Lab Architecture and Continuous Validation 

Our lab environment consists of multiple EC2 instances running various operating systems and levels of controls using tools from our partners. This setup allows for Continuous Security Validation (CSV), which provides several technical advantages over traditional point-in-time testing: 

  • Regression Testing: We use AttackIQ to ensure that new system updates, security patches, or policy changes don’t inadvertently disable existing security detections. 
  • Control Efficacy and Configuration Validation: We use the lab to verify that our security controls are not only “active” but correctly tuned for our specific workloads. AttackIQ allows us to identify “silent failures”—instances where a security tool is technically functional but its internal policy is too permissive to block or alert on a specific MITRE ATT&CK technique, such as credential dumping or unauthorized lateral movement. 
  • Data-Driven Prioritization: Instead of patching every vulnerability with a high CVSS score, we prioritize those that our AEV lab proves can be exploited as part of a MITRE ATT&CK technique in our specific environment. 

Conclusion 

The combination of  AttackIQ and MITRE ATT&CK transforms security from a theoretical exercise into a measurable, data-driven discipline. By building an Adversarial Exposure Validation lab, we have created a repeatable process for discovering and mitigating risks before they are exploited by an actual adversary. This methodology ensures that our security stack is not just a collection of tools, but a functional, validated system of defense capable of withstanding real-world attacks. 

Ultimately, the synergy between MITRE and AttackIQ enables a Threat-Informed Defense.
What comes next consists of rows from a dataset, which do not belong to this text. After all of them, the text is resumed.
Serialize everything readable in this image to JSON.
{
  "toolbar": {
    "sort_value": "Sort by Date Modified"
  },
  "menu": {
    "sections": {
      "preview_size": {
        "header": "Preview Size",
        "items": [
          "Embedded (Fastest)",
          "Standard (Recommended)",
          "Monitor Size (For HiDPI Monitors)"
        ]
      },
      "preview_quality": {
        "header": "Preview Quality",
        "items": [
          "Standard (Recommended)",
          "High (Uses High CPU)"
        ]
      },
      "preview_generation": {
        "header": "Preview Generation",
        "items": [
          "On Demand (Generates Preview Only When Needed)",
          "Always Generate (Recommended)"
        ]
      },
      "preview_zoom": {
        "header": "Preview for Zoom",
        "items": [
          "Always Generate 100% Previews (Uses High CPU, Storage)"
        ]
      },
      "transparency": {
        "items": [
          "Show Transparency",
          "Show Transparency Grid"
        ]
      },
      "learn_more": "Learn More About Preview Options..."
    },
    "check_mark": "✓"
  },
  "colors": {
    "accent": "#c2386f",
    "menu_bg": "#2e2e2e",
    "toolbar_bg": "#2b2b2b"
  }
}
This approach ensures that every security investment (a new tool, a configuration change, or a staffing decision) is backed by empirical data derived from simulated adversary behavior. 

For security leadership, this provides a clear, defensible narrative. Instead of reporting on the number of blocked emails or generic firewall hits, teams can report on their “Coverage Map” of the MITRE ATT&CK matrix. They can prove, with data, that they have validated their defenses against the specific techniques used by the actors most likely to target their industry. This level of technical maturity ensures that the security stack is not just a collection of expensive products, but a functional, verified, and evolving system of defense.